腰椎変性疾患 外科手術の遅れの問題点

腰椎変性疾患 外科手術の遅れの問題点

腰椎変性疾患とは、腰部脊柱管狭窄症、腰椎椎間板ヘルニア、腰椎すべり症などの総称する疾患で、特徴的な症状は下肢のしびれや痛み(坐骨神経痛)、知覚障害や運動障害です。
病変部位となる下位腰椎は、頚椎とは異なって神経根が存在するのみなので、そのためにおきる症状は神経根症となります。

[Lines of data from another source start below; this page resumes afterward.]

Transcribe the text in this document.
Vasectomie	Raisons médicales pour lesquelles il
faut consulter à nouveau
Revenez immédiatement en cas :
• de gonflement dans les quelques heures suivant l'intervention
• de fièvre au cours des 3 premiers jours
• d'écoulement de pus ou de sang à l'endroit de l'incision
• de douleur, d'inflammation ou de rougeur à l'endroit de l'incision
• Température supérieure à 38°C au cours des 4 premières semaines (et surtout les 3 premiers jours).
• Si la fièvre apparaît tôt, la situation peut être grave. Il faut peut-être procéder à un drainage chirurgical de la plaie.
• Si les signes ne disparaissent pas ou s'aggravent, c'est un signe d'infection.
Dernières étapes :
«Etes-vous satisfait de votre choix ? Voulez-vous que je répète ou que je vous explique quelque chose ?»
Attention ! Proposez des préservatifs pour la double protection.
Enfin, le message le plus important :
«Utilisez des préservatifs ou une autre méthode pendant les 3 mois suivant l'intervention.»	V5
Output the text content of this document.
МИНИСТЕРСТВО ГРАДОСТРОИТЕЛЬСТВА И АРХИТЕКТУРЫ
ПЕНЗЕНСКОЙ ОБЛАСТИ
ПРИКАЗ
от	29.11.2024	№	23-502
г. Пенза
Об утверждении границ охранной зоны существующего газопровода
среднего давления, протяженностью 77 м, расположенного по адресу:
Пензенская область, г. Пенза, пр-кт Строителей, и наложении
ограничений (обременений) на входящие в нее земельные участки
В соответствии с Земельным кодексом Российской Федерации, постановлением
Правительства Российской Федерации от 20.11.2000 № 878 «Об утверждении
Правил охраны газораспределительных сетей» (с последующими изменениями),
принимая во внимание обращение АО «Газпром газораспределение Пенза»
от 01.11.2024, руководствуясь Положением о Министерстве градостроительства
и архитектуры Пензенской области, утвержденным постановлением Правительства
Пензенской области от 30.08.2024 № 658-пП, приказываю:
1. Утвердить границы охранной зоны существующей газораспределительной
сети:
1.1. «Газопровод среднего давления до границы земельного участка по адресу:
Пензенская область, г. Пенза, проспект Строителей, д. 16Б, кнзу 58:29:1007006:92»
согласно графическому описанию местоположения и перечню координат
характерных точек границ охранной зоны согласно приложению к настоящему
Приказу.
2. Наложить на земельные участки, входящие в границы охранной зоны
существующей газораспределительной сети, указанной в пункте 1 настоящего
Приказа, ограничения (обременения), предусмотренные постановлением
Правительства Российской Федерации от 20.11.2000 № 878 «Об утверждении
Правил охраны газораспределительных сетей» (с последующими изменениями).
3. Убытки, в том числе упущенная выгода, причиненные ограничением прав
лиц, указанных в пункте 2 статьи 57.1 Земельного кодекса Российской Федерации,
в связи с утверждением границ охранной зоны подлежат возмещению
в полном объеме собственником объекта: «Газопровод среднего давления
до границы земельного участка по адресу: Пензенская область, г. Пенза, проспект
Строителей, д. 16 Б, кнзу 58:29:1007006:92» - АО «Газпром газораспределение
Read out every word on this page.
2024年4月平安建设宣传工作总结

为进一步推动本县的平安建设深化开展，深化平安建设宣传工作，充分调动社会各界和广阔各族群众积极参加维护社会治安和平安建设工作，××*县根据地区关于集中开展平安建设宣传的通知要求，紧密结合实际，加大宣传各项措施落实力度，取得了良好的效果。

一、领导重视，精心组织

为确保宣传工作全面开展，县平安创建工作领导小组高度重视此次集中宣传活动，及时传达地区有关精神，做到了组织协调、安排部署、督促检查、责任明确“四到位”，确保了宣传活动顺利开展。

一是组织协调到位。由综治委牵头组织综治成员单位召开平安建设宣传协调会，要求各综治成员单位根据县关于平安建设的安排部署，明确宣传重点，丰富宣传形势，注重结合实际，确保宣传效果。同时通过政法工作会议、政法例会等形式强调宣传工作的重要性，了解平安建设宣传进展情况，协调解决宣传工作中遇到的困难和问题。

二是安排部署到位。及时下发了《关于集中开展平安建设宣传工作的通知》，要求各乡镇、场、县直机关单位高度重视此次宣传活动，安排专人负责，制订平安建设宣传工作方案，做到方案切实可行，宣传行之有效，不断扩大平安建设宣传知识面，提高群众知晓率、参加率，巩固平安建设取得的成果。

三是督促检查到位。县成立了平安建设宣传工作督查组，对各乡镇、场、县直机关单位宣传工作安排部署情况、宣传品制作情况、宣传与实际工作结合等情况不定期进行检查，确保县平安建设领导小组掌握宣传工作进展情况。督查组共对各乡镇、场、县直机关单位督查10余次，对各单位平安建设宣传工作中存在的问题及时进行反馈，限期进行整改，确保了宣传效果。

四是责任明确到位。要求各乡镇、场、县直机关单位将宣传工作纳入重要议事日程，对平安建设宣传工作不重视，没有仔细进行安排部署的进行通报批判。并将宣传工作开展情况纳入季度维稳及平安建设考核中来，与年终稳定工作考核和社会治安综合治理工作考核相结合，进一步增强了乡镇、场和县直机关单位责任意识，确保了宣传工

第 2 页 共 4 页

ある整形外科医は、保存療法の弊害を自身の診察経験から訴えています。
保存療法で痛みが軽減しない場合、どうしても、腰や下肢の痛みをかばって、痛みの少ない方に体重をかけて痛みを軽くしたり、腰を前に曲げて痛みやしびれを軽くしたり、座っている時には片方の腰を浮かしたり、ねじって痛みを軽くするなどの生活をすることになります。
この結果として、痛み・しびれの長期化は側彎変形・ねじれなどの大きな問題が腰椎に発生し、腰部脊柱管狭窄症、腰椎椎間板ヘルニア、腰椎すべり症などが2つ、3つと合併して起こるなど腰椎変性疾患を複雑かつ難治性にしていきます。
そうなると、保存療法も外科手術もできなくなります。
長く保存治療を続けてきた70歳後半から80歳を過ぎた人にこのようなケースが多く見られると嘆いています。

もう少し、分析を深くしてもらえると腰痛治療の問題点が明らかになるように思えます。
患者が我慢し続けて悪化させたのなら、もっと啓蒙活動が必要になるし、整形外科医と保存療法を行っている院などとの連携が悪かったりしているなら、そこの関係の改善が必要になります。

また、早い外科手術を行うことが100%良い結果を生むという訳ではないので、高齢化社会が既にスタートしているだけに、患者目線の患者のためを思った治療が関係機関で適切に行われることを期待したいものです。